Balkonkraftwerke werden immer beliebter und die Bundesregierung will diese weiter fördern. Nun geht es um weitere Erleichterungen, die ab 2024 in Kraft treten sollen. Für begrenzte Zeit solle rückwärtsdrehende Stromzähler erlaubt sein.

Balkonkraftwerke sind so beliebt wie nie zuvor
Balkonkraftwerke sind so beliebt wie nie zuvor (Bild: pixabay)

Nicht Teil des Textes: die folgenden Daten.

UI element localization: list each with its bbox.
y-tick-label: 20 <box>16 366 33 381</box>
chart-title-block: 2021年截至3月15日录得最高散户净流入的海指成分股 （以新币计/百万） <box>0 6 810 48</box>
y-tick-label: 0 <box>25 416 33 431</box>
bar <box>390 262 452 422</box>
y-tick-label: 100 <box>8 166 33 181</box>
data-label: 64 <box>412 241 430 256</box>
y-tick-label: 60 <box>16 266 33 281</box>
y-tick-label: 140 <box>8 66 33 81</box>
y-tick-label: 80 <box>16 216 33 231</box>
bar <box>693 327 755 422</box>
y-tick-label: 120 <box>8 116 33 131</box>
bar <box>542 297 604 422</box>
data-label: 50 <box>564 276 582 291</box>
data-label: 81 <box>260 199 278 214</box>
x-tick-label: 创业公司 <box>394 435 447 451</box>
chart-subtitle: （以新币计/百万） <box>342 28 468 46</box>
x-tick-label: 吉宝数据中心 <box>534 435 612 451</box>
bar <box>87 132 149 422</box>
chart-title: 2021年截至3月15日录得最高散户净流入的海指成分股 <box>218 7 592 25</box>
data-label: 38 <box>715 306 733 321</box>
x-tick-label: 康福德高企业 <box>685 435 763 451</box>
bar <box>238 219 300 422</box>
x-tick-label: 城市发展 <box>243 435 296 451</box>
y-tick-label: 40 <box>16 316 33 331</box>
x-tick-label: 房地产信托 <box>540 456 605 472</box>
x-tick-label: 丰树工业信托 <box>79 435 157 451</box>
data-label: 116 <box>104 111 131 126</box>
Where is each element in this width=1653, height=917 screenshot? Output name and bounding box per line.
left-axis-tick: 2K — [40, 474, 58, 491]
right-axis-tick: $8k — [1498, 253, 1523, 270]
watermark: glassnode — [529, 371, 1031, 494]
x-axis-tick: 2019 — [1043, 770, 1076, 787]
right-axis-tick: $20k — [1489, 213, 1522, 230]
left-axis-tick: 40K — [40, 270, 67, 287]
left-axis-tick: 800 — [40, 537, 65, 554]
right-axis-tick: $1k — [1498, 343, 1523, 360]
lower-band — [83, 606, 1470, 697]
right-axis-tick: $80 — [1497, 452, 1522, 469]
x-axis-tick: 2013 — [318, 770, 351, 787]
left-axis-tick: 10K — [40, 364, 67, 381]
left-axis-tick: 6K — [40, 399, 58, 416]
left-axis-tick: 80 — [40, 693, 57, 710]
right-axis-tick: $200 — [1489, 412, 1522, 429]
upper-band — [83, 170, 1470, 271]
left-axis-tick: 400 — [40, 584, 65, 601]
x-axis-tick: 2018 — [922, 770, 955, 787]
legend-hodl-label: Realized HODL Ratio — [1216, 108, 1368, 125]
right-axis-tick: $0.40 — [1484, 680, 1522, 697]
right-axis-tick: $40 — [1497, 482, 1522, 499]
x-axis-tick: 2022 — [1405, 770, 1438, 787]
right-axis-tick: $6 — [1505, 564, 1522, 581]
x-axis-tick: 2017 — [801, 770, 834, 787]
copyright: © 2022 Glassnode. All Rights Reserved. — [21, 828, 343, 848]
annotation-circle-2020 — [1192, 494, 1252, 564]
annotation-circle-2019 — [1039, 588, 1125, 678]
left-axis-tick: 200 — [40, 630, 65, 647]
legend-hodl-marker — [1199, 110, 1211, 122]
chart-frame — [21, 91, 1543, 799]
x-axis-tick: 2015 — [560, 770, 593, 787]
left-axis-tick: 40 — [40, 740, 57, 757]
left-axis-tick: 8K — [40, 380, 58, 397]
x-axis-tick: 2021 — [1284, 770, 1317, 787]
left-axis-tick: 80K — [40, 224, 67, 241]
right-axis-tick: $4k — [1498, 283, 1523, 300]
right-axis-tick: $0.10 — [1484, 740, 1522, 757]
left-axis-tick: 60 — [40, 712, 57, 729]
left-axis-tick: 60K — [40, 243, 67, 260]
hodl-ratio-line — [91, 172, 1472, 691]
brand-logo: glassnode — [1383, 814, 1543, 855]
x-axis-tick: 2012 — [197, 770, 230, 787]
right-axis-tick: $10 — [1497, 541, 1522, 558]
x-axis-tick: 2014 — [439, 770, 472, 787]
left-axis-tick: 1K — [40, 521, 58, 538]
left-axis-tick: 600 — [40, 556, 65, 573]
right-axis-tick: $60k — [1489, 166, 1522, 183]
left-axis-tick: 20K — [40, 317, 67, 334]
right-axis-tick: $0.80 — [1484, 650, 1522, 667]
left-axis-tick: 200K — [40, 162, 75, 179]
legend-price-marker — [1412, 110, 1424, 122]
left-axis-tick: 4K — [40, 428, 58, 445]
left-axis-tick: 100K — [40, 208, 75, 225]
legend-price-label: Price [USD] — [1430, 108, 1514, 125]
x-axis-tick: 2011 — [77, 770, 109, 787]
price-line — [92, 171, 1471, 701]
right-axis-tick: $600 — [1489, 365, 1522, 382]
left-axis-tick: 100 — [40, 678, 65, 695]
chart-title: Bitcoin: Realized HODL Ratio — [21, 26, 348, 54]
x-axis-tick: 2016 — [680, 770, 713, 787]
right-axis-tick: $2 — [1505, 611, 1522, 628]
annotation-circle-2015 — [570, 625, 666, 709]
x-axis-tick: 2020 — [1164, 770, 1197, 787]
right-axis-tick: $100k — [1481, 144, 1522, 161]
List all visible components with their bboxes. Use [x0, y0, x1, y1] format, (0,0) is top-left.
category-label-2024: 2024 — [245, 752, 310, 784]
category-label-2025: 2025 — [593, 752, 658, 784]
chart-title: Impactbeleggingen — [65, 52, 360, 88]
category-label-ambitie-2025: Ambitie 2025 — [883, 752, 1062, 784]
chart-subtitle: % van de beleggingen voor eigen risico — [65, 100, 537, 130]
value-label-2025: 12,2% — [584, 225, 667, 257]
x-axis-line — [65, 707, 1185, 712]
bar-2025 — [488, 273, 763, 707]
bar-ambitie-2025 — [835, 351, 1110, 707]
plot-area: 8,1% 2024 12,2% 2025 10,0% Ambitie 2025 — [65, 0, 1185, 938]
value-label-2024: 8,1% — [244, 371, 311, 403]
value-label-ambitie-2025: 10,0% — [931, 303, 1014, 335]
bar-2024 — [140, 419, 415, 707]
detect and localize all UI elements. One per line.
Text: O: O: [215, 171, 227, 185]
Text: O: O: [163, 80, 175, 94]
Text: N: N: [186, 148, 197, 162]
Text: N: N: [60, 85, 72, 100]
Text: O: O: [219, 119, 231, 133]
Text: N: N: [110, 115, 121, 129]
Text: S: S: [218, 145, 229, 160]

Verschiedene Arten von Stromzählern in Deutschland

In den Medien ist in Bezug auf Balkonkraftwerke fast täglich etwas Neues zu hören. Aktuell geht es um die Vorschriften für zu verwendende Zähler für Balkonkraftwerke. Hier stellt sich die Frage: Wechseln oder nicht? Die erst kürzlich veröffentlichten Diskussionen besagen, dass auch rückwärts drehende Zähler bis zu einem gewissen Zeitraum erlaubt sein sollen. Doch es gibt mehr als nur zwei Arten von Stromzählern, wie die folgende Übersicht zeigt:

1. Ferraris-Zähler

Der Ferraris-Zähler ist ein analoger Stromzähler, der als einzige Funktion den aktuellen Zählerstand anzeigen kann. Für Einbau, Messung und Betrieb verantwortlich ist der örtliche Netzbetreiber. Wichtig: Diese Zählerart muss bis spätestens 2032 überall ersetzt.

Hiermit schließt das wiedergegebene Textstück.